The mass retirement of the baby boom generation is fast approaching, and it seems like a looming nightmare: 76 million Americans transformed overnight into legions of the elderly, swathed in robes and slippers and consuming social spending that amounts to nearly six times the current U.S. gross domestic product. But in his new book, The Long Baby Boom: An Optimistic Vision for a Graying Generation, Jeff Goldsmith argues that a doomsday scenario isn’t necessarily the only one the country faces. There is another, much brighter future on the horizon, and whether you’re a “Set for Life,” “Might Be OK” or “Struggling and Anxious” boomer, Goldsmith’s book has a plan — and a corresponding fictional representative — for you.
The president of Health Futures Inc., Goldsmith advocates a “pro-work, pro-savings, pro-health-improvement” social policy that gives central importance to the argument that boomers’ plans for retirement are markedly different than those of past generations. Despite lingering images others may have of the 1960s’ all-play mentality, he stresses the importance of work in aging boomer lives, claiming that longer life expectancy and healthier aging have changed our culture’s perception of the “golden years” to include working into our early 70s. The case for the boomers’ continued presence in the work force is indeed an attractive one, economically speaking, and though it would require compromises such as flexible work schedules, technology-focused retraining and a radical shift in how society views older workers, Goldsmith argues that the benefits would be manifold.

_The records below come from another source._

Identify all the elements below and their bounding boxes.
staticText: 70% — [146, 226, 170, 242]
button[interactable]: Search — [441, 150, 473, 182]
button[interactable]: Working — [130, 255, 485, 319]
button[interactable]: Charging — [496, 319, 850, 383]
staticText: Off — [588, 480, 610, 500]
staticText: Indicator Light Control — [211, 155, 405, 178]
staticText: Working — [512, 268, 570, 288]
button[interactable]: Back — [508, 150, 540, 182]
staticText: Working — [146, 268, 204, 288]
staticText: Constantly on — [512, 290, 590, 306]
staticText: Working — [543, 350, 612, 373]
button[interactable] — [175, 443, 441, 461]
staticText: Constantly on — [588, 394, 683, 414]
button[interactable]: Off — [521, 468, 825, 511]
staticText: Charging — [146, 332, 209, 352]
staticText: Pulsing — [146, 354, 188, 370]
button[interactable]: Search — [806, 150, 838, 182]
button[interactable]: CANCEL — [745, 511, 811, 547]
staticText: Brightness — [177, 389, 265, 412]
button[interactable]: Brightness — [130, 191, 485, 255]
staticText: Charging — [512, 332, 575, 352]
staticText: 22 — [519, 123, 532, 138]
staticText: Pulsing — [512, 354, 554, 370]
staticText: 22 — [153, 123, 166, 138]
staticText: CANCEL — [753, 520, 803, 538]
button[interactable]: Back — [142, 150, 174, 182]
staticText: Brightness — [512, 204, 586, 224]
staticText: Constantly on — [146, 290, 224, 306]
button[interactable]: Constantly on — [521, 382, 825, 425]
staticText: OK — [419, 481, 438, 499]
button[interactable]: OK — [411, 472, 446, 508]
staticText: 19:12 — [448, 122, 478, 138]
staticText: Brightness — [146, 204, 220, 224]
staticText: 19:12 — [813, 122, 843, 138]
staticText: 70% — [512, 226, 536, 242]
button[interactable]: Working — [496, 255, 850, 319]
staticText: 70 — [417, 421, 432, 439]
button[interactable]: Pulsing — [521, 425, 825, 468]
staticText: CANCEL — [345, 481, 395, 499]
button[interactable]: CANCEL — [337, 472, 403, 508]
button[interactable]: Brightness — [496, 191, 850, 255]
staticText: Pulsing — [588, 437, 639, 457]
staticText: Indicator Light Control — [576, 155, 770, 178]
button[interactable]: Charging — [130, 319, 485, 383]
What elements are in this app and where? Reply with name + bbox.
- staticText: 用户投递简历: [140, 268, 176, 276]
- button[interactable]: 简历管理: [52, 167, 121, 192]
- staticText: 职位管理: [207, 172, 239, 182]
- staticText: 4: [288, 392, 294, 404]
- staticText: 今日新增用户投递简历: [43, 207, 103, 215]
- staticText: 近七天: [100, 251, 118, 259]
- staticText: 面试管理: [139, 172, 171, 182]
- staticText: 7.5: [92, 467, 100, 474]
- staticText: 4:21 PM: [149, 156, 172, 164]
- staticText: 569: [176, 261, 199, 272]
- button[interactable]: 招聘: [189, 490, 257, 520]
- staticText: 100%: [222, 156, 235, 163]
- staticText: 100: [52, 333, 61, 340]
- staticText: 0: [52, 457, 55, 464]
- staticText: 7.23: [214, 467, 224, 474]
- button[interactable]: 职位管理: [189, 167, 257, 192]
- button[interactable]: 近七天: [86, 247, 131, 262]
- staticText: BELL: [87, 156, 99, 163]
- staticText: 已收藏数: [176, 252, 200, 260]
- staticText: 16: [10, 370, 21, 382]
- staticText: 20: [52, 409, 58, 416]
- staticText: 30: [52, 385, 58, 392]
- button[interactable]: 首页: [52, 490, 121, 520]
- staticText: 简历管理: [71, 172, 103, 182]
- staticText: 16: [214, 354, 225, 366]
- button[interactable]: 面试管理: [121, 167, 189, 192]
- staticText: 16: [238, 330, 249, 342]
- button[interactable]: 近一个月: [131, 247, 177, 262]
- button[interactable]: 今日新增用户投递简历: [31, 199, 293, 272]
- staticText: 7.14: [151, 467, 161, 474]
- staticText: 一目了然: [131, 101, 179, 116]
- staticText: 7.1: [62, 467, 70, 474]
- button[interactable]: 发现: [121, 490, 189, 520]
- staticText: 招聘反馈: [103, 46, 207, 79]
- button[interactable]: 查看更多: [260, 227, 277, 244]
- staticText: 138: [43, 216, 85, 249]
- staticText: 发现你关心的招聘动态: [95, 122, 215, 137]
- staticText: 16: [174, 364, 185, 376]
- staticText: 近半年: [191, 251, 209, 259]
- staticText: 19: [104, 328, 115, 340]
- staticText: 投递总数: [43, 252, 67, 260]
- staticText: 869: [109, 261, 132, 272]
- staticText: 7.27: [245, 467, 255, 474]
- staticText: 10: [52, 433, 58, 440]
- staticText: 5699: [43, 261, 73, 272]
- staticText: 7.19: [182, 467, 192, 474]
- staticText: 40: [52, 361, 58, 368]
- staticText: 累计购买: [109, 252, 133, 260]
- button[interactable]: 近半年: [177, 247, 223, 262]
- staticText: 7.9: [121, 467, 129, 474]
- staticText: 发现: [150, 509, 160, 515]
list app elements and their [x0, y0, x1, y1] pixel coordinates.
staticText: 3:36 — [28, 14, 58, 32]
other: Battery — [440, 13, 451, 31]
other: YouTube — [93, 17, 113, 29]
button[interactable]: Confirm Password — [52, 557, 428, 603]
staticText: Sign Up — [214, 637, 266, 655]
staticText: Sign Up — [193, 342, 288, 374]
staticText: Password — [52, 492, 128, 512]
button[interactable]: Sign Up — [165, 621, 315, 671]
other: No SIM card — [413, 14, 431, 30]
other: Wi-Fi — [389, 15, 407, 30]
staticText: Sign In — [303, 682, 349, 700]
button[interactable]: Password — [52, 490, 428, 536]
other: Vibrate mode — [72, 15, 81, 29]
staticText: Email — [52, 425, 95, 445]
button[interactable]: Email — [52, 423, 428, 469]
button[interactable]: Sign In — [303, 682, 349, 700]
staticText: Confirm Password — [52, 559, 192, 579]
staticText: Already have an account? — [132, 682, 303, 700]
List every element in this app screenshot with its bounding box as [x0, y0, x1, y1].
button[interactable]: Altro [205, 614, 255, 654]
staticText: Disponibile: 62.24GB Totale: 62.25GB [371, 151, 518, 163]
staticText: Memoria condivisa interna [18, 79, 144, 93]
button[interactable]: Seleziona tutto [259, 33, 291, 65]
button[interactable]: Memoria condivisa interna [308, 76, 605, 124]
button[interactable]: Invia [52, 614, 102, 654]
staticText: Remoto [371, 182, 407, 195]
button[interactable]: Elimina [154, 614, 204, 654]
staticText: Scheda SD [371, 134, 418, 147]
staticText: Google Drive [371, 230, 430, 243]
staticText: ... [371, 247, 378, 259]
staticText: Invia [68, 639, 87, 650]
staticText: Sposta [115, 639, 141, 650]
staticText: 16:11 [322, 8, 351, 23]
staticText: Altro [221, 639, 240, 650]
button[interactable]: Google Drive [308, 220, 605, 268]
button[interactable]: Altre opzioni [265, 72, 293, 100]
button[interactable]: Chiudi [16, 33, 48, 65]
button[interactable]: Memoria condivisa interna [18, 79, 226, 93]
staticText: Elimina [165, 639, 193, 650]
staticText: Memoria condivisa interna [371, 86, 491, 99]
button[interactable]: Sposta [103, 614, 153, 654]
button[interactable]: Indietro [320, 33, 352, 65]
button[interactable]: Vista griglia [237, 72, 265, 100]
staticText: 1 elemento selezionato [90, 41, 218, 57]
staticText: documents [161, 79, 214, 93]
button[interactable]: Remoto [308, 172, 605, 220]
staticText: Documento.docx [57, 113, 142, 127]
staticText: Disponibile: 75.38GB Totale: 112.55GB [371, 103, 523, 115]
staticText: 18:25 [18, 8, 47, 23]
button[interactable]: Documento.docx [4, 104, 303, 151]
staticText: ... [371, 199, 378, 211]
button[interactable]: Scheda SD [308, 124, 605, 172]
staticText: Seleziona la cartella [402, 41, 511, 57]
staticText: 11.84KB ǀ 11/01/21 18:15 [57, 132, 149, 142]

Indeed, older citizens’ prolonged employment is an integral part of the author’s plan for keeping Social Security afloat. Benefit payments are expected to exceed payroll deductions within the next decade, and while he rejects calls to raise the eligibility age, Goldsmith does support reforms, including voluntary deferral of Social Security payments and a gradual phasing out of the early-eligibility option by which many start collecting benefits at 62. These changes — along with tax revenues from workers over 65 and a modest increase in payroll taxes — are expected to fill the funding gap that the so-called “catastrophists” predict as the first step toward national bankruptcy.
Goldsmith dedicates a significant portion of his book to plans for reforming Medicare — the “Mount Everest” of federal entitlement programs — and advocates a four-part program that would modernize the system in preparation for the vast numbers of people who will soon be enrolled. Improving communication between health care providers caring for the same patient, eliminating the need for supplemental insurance and creating a “single point of contact” for patients in the health care system, he argues, would make for a more user-friendly program, reducing the confusion inherent in its design. His plan also suggests permitting people to buy into Medicare at 55 and enabling working boomers to defer enrollment past 65, reforms that would allow many to remain in the workplace and benefit those who would otherwise be uninsured as they shift to part-time employment.
The Long Baby Boom makes a well-crafted argument that the problems associated with the aging of the baby boom generation need not be earth shattering. Written in a friendly style supplemented with historical explanation, the book is an accessible take on a potentially bewildering topic, and though the effort to draw in readers with fictional stories of his three different types of boomers is too full of clichés to be completely successful, Goldsmith’s novelistic forays don’t detract too much from his otherwise straightforward approach. Complex subjects like healthy aging and the large array of retirement options are considered with care and tied into his principal argument: The generation now moving into its golden years will not retire in the traditional sense but continue to work — and continue to change the social fabric of the country, as it has for half a century.